The clivus (Latin for “slope”) is a part of the cranium, a shallow depression behind the dorsum sellae that slopes obliquely backward. It forms a gradual sloping process at the anterior most portion of the basilar occipital bone at its junction with the sphenoid bone. On axial planes, it sits just posterior to the sphenoidal sinuses. Just lateral to the clivus bilaterally is the foramen lacerum (the internal carotid artery reaches the middle cranial fossa above the foramen lacerum), proximal to its anastamosis with the Circle of Willis. Posterior to the clivus is the basilar artery.
The pons sits on the clivus.
Clivus is also used as an abbreviated term for the clivus ocularis which is the sloping inner wall of the retina as it dips into the foveola in the macula of the eye.

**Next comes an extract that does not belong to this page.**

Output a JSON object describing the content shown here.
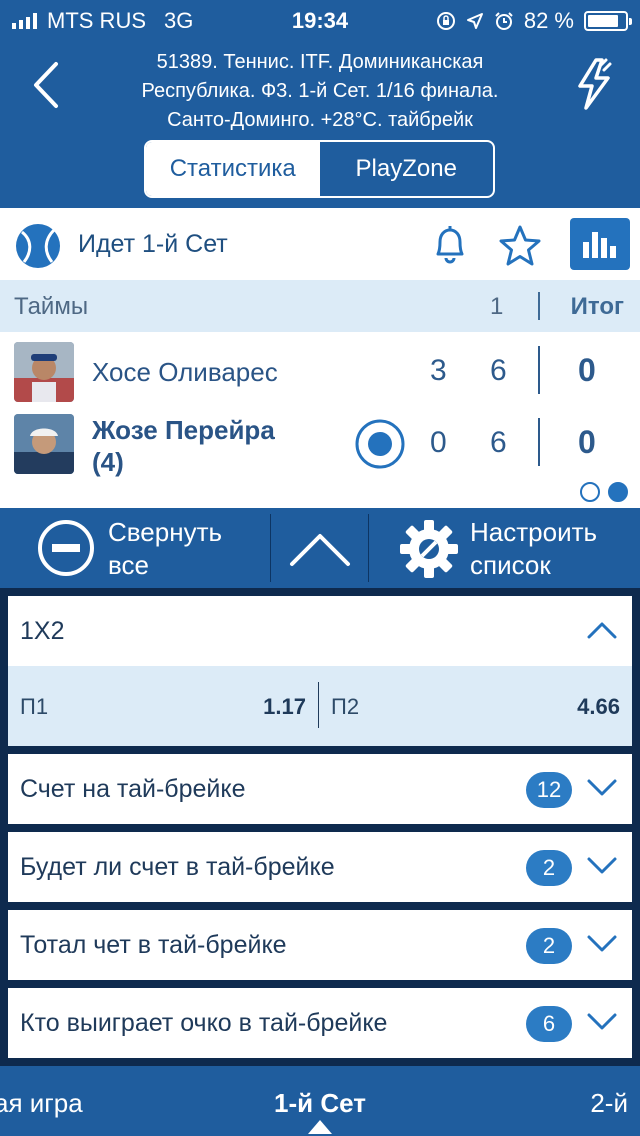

Early in life an articulation exists between these two regions known as the sphenoid occipital synchondrosis; this articulation usually disappears by adulthood. Laterally, the clivus meets the petrous portion of the temporal bone at the petro-occipital fissure. Together, these three bones form the skull base and middle fossa floor. The entire region is lined with a double layer of dura consisting of the endosteal and periosteal layers. Between these two layers are found various venous sinuses and plexi.
Penetration of the clivus is required for surgical access of the brainstem.